As 8am prepared for a major rebrand to unify operations across all brands, they faced a complex technical challenge: multiple legacy CMS platforms including WordPress, HubSpot, and custom page builders created inconsistent publishing workflows, heavy plugin dependencies, and thousands of scattered media assets across their portfolio.
Stats/Key Outcomes
- 5 brands → 1 architecture: MyCase, LawPay, CasePeer, Docketwise, and CPACharge now managed in one scalable platform.
- Faster publishing cycles: Marketing teams can launch campaigns in hours, not days.
- Consistent branding & governance: Centralized templates + Frontify DAM integration keep every asset on-brand.
- GEO & SEO + growth built-in: Redirects preserved, structured content for AI/SEO visibility, and scalable content modeling.
- Future-ready: Supports personalization, localization, and new product rollouts.
The Challenge
8am faced operational challenges across multiple legacy CMS platforms including WordPress, HubSpot, and custom page builders.

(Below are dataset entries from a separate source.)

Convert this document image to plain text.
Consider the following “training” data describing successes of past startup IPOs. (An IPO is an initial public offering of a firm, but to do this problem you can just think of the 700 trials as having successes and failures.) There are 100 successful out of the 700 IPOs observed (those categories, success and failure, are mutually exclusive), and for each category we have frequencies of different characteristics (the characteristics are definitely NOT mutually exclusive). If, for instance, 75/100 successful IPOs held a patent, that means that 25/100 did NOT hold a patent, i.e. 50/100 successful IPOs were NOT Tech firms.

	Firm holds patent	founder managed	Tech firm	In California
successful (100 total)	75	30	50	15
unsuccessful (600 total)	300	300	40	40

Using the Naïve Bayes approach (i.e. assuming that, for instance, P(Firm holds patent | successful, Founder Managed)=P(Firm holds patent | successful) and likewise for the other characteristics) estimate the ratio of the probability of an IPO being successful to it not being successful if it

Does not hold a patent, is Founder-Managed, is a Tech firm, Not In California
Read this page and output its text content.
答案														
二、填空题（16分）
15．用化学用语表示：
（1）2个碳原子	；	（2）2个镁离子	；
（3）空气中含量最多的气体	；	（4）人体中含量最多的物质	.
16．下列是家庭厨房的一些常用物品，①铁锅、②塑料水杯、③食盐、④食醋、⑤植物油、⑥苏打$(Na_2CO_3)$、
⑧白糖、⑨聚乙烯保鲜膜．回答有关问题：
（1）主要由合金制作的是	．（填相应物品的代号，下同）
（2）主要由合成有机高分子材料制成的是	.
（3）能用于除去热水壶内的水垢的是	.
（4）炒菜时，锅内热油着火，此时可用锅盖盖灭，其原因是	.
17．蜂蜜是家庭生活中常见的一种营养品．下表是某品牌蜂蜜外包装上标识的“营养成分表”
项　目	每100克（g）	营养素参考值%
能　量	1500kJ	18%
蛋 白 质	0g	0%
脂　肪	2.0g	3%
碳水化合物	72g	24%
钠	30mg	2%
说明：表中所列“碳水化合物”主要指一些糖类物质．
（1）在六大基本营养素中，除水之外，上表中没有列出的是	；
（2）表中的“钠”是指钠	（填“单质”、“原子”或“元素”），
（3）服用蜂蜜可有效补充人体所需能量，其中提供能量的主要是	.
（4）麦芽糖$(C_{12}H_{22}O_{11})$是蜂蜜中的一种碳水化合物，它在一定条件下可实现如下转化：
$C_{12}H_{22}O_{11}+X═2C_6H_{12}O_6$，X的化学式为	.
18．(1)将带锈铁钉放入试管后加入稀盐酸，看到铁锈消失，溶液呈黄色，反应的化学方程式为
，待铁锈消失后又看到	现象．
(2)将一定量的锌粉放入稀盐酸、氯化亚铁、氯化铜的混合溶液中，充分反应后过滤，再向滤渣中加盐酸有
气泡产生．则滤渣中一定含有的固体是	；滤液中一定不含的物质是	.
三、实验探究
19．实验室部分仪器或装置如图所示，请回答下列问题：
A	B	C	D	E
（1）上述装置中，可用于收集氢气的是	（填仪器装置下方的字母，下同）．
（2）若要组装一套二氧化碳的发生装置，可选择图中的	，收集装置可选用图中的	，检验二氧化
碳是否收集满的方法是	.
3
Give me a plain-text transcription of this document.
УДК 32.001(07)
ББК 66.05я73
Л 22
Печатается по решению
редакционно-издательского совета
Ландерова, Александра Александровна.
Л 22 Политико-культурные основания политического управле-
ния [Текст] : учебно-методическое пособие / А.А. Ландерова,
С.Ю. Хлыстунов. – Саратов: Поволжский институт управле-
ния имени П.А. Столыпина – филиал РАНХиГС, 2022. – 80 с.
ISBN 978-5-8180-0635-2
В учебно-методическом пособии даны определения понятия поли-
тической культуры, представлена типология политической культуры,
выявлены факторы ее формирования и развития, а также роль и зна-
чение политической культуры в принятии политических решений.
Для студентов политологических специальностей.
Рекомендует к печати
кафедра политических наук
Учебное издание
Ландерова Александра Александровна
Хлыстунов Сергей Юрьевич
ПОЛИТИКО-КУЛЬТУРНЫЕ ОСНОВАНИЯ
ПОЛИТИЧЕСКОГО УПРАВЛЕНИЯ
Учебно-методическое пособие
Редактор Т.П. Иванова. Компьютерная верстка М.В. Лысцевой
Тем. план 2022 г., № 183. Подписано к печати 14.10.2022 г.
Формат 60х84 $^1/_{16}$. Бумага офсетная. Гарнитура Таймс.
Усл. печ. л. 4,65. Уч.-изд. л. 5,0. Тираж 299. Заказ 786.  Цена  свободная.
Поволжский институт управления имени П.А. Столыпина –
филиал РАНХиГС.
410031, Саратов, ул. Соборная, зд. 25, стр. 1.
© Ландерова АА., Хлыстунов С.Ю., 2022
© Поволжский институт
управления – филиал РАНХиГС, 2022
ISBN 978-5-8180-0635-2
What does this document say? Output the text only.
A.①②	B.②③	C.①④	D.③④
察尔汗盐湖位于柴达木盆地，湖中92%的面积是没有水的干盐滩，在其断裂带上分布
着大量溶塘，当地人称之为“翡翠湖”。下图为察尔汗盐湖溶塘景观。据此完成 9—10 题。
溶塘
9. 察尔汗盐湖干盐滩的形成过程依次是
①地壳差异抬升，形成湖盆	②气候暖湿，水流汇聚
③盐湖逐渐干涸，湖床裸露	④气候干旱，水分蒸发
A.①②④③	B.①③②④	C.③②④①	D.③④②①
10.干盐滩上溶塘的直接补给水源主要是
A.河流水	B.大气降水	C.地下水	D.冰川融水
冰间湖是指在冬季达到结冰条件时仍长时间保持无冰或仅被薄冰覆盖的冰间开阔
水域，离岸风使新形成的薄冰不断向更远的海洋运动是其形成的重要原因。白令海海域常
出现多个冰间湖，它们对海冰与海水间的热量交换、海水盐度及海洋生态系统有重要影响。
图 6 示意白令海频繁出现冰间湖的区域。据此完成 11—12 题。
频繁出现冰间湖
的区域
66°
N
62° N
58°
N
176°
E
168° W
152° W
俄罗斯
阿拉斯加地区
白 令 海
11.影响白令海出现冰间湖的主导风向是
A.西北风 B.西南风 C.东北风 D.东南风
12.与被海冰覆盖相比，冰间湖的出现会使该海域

Inconsistent publishing workflows, heavy plugin dependencies, and thousands of scattered media assets created bottlenecks that slowed their marketing efforts.
The upcoming rebrand to 8am required unifying operations across all Affinipay brands, but their existing infrastructure couldn’t support this level of coordination and consistency.
The Solution
We partnered with Contentful to deliver a unified content architecture, beginning with a full migration of MyCase.com from WordPress to Contentful.
Key elements of the MyCase solution included a full migration of MyCase.com encompassing 166+ pages, 400+ blog posts, and 4,700+ media files. We built a structured content model for blogs, guides, webinars, press releases, videos, and landing pages. Design system standardization streamlined and standardized design components across the site. We ensured SEO continuity and GEO visibility by preserving 143+ SEO-critical redirects and improving metadata governance. For MarOps enablement, we integrated Marketo forms directly into Contentful’s structured model. Tech enablement connected Frontify DAM to manage brand assets consistently across all brands.
With the help of an Atomic Design System, this solution became the blueprint for ongoing migrations and updates across the broader 8am portfolio.
Shared DAM: One asset library powers all 8am brands — no duplication, no outdated files.


The Results
8am now operates on a centralized, API-first content platform that empowers its marketing and digital teams to scale campaigns faster, maintain consistent brand messaging, and collaborate more efficiently.
Structured workflows and reusable components reduced time-to-publish significantly. Brand, marketing, and digital teams now collaborate inside one system with shared visibility. Centralized asset management through DAM integration ensures consistency across all brands. The scalable foundation positions 8am for personalization, AI readiness, and continued growth.
It’s truly a night and day difference working with this new flow … It’s fantastic.